Basi: A key component to a properly-drafted succession plan is to know what is going to occur and when it is going to occur regarding the implementation of the succession plan. Once the plan is drafted, owners can then operate the business knowing that when the time comes, they will be able to step away from the company and not lose any of the value that they have worked so hard to create. Remember, the creation of a succession plan does not mean to sell, give, or merge the business today. When I work with a client on succession plans, we develop a plan that will go into effect in the future. As long as the future date is set, either by an event or specific date, the owner can then work with the knowledge of leaving the business in the future. The documents that we draft are referred to as executory contracts in that they are signed off when prepared but go into effect at a future date or event.

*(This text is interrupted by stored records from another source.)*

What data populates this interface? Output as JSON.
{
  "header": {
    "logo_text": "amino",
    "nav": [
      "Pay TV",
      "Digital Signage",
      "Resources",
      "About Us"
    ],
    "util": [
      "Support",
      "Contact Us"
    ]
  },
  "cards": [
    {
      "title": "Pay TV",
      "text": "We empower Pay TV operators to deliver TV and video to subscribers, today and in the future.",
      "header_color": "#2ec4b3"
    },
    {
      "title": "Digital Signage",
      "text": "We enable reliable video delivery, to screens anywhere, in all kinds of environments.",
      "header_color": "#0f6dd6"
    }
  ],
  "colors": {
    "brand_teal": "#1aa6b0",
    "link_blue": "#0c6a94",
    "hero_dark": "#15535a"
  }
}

CT: What should we have asked you?
Basi: Too many owners do not consider all of the aspects that go into a succession plan. It is not enough to just determine who is going to take over the business; it is important to know what the business is worth now and how it will be valued when the succession plan goes into effect and the tax ramifications of the plan.
I worked with a family that owned a very successful family business but did not know what it was worth and who would take over the business. They were very concerned with the taxes due to an accountant telling them that they should wait until the senior family members died. We valued all aspects of the company, set up a method that all family members agreed to, selected the successors and put in place a training program so that the successors could work with the current management to learn the key elements to owning a private company, set up a retirement program for the senior members of the family, and also had all other family members sign off on the overall plan and their involvement with the business. The plan was approved by a family local attorney, and my office not only developed the plan working closely with all family members, but we also prepared all of the documents, while at the same time considering the tax implications of all aspects of the succession plan.
If the wrong advisors are used and the tax aspects of the succession plan are not considered, the plan may cost a lot more than expected. In this case, we were able to save the family in excess of $3,500,000.